Forty-five minutes on a flight out of Madras, the southern tip of India comes into view below the right wing. On the other side, a yellow sliver of land snakes out over the blue-green Palk Strait like a tendril. From this vantage point, geology, mythology and history of the Subcontinent merge into one. During the last ice age when sea levels were much lower than today, this formed the land-bridge between the southern Indian peninsula and Sri Lanka. But as the oceans rose, the rocky islands of Dhanushkodi were submerged and came to be regarded as a remnant of the Ramayana times—the bridgehead for the invasion of Lanka. And today, the Mannar region on the Sri Lankan side is the scene of fierce combat as the military carries out Operation Edibala to push Tamil Tiger guerrillas out of the western flank of its access routes to Jaffna. It is difficult to imagine that we are flying over a war zone. An estimated 85,000 people have been killed since 1983 in this South Asian conflict. Millions have been made homeless, and yet this war gets scant attention even in the rest of the Subcontinent. Daily body count journalism has numbed the region´s consciousness, and Sri Lanka scores a blip on the media´s radar screen only when a bomb devastates the heart of the country´s capital. And it remains on our screens only for as long as there is live footage of burning buildings.

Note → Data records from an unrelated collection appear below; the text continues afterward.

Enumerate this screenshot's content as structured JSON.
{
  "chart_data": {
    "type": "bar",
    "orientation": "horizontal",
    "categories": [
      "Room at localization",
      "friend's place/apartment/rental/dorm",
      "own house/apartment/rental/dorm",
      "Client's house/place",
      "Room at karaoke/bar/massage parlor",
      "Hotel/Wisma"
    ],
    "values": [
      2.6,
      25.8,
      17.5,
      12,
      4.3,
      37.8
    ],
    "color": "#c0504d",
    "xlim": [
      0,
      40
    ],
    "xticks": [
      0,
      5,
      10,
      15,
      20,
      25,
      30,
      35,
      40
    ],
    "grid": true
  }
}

It is not just Sri Lanka. The Subcontinent´s south, also comprising the Maldives and the Indian states of Tamil Nadu, Kerala and Karnataka, has always been treated as a periphery by the northerners. After all, the north is where 85 percent of South Asia´s 1.3 billion people live. This North-South divide is easily seen at SAARC gatherings where Pakistanis, Bangladeshis and Indians get together in Hindustani huddles while the Maldivians and Sri Lankans stare at the ceiling.

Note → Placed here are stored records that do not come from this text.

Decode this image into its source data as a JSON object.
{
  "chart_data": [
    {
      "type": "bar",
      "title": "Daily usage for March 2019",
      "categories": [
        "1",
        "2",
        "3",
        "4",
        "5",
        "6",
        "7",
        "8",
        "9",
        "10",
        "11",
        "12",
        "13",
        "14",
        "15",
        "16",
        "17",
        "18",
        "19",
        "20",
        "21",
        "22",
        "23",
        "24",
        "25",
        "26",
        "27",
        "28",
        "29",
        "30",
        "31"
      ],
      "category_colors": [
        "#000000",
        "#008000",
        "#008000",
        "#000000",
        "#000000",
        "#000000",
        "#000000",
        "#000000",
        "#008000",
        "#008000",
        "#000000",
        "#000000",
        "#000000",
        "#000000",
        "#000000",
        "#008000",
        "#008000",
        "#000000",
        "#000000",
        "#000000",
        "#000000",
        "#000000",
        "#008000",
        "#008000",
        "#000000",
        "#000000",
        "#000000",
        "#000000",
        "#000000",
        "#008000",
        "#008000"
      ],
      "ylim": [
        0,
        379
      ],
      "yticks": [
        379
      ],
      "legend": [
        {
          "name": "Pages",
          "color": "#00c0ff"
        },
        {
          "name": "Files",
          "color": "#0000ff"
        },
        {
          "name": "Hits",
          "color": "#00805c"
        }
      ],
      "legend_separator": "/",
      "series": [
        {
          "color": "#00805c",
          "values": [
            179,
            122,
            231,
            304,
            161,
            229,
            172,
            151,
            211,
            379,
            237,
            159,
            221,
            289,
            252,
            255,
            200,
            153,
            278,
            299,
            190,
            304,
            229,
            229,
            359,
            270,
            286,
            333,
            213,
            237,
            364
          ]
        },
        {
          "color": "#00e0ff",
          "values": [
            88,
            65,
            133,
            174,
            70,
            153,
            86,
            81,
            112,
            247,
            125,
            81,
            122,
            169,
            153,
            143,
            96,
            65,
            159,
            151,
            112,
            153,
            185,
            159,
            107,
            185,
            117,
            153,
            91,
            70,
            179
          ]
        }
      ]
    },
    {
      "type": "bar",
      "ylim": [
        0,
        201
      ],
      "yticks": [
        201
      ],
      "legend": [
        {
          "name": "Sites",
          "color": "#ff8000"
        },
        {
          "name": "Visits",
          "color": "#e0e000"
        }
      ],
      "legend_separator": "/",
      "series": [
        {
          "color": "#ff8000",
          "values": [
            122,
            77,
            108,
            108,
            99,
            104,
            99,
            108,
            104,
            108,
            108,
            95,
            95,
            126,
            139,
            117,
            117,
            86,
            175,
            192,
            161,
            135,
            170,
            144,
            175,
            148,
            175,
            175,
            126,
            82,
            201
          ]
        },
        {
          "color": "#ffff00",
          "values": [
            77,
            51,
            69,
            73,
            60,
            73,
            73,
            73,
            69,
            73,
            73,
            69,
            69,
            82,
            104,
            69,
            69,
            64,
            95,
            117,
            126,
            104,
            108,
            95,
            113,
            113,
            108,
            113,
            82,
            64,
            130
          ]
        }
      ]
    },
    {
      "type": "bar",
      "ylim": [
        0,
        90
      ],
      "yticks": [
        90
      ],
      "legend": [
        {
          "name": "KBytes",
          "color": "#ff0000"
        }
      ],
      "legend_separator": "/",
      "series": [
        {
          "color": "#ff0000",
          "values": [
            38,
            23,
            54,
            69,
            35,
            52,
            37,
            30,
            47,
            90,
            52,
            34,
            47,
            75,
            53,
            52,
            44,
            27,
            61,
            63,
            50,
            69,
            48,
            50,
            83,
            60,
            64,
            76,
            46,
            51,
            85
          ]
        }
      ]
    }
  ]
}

Things have got so bad that one Maldivian diplomat calls his country a part of "South South Asia". In this sub-subregion, there is an unspoken but perceptible wish to be somewhere else—the feeling that it was a fluke of plate tectonics that plunked Sri Lanka and the Maldives offshore from the Subcontinent and not in the Straits of Malacca.
In 1977, when the United National Party of J.R. Jayawardene came to power in Sri Lanka, it dismantled controls and unleashed South Asia´s first economic liberalisation programme. Politicians openly voiced their admiration for Lee Kuan Yew and Mahathir Mohamad and said they were going to remake bi-ethnic Sri Lanka in the image of multi-ethnic Singapore or Malaysia. Mr Jayawardene even made a serious bid for ASEAN membership, but Colombo was just too far away across the Bay of Bengal for it to be seriously considered and the application was rejected in 1982. But hopes of emulating Southeast Asia´s economic miracle have not died.